Fiber-reinforced-polymer composites (FRPs) possess superior mechanical
properties and formability, making them a desirable material for construction
of large optimized mechanical structures, such as aircraft, wind turbines,
and marine hydrokinetic (MHK) devices. However, exposure to harsh marine
environments can result in moisture absorption into the microstructure of the
FRPs comprising these structures and often degrading mechanical properties.
Specifically, laminate static and fatigue strengths are often significantly
reduced, which must be considered in design of FRP structures in marine
environments. A study of fiberglass epoxy unidirectional and cross-ply
laminates was conducted to investigate hygrothermal effects on the mechanical
behavior of a common material system used in wind applications.
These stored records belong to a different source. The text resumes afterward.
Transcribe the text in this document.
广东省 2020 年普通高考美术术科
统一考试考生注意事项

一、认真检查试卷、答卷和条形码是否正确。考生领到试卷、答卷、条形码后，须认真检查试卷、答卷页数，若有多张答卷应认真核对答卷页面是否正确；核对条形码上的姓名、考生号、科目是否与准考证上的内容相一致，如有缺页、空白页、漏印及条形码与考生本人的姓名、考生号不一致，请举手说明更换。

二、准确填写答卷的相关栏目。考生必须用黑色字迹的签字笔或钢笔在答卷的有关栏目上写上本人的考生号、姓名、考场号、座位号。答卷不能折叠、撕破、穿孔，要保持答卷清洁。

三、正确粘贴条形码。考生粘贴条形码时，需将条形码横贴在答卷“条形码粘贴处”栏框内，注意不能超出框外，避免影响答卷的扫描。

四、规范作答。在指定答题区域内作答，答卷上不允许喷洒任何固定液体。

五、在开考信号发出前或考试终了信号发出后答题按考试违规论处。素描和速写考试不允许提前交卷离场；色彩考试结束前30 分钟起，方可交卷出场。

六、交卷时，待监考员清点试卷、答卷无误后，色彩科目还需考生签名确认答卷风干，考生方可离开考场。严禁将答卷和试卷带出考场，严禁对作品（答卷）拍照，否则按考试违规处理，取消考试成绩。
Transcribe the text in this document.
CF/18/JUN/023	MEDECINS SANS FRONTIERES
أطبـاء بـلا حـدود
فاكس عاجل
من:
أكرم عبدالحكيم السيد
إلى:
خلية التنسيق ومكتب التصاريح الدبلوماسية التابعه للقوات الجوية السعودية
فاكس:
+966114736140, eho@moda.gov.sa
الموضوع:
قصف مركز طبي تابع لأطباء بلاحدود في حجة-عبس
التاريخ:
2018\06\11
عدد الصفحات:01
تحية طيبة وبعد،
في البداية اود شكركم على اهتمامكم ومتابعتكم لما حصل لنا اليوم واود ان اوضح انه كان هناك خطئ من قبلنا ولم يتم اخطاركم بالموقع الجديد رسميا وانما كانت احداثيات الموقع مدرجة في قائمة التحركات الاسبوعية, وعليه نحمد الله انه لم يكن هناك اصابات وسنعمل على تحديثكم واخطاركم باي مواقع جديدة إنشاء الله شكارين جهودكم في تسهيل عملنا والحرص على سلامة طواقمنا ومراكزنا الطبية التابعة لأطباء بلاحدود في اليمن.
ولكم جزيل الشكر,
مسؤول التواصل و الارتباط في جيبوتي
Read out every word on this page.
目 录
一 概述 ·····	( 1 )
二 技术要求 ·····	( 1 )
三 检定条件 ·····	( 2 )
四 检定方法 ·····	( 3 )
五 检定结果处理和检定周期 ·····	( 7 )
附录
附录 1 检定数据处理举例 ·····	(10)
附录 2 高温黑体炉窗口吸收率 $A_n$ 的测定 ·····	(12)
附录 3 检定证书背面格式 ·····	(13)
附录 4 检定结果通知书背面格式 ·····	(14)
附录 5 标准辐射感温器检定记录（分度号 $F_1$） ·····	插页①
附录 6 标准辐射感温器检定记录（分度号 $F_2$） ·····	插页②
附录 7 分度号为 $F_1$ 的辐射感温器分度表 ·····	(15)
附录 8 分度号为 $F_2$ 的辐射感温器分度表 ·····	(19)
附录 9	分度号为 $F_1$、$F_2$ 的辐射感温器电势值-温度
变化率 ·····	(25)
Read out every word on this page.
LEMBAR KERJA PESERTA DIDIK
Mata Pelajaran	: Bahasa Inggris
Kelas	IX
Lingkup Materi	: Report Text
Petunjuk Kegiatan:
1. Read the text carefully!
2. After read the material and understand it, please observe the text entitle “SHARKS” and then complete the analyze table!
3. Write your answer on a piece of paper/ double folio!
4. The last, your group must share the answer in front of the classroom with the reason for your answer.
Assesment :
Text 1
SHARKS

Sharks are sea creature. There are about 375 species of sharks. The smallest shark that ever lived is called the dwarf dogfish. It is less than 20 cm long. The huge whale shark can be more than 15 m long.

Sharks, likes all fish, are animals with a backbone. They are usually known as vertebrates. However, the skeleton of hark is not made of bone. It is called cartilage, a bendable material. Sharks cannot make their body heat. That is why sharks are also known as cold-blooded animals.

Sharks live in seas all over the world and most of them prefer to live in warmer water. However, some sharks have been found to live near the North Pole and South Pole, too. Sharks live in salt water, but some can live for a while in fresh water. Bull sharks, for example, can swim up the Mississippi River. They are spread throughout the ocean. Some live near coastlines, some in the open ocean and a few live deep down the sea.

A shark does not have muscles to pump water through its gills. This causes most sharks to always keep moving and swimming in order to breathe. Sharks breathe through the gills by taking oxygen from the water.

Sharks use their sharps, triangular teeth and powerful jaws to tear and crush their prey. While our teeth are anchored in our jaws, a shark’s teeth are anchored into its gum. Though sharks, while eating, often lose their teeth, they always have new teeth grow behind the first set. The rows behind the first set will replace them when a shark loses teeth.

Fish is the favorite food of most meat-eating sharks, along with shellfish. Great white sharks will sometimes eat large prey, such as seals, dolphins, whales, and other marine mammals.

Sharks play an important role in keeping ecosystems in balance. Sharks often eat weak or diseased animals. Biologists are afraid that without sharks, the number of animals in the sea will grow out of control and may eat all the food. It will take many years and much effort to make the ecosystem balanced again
Several
laminates were aged in 50
Fiber-reinforced polymers (FRPs) offer desirable properties for development of large mechanical structures, such as wind turbines and more recently marine hydrokinetic (MHK) devices. High specific strength and stiffness, the ability to tailor the anisotropic properties, and low costs make FRPs the primary choice for optimizing the design of energy-harvesting devices (Samborsky et al., 2012). Additionally, the formability of FRPs enables the manufacture of complex geometry and structures necessary in the wind and MHK industry. As wind energy becomes a more dominant energy source, and as MHK technology progresses, it is paramount to understand how FRPs perform throughout a device's designed lifetime. Inherently, this means characterizing material degradation from environmental exposure. This research explores how exposure to a wet environment affects the mechanical response of fiberglass epoxy laminates. Effort is made to characterize the effect of moisture on composites on a coupon level, which can provide insight to subsequent component and structure design.
FRPs typically exhibit Fickian diffusion, primarily through the matrix material as fiberglass typically absorbs a negligible amount of moisture. Other modes are possible, but defect driven; poorly bonded fiber–matrix interfaces and porosity provide these secondary diffusion pathways (Sun et al., 2011; Tsenoglou et al., 2006). At ambient design temperatures moisture diffusion occurs over time periods impractical for study in the laboratory setting. The rate–temperature relationship of the Arrhenius law applies for moisture diffusion in FRPs (Tsai et al., 2009), and allows test specimens to be aged at elevated temperatures to increase diffusion rates. Elevated aging temperatures are chosen to increase diffusion rates without degrading the temperature-sensitive matrix material. Exceedingly high temperatures can alter the material physically or chemically as evidenced by non-Fickian diffusion and/or changes in glass transition temperature (Tsai et al., 2009; Grammatikos et al., 2016).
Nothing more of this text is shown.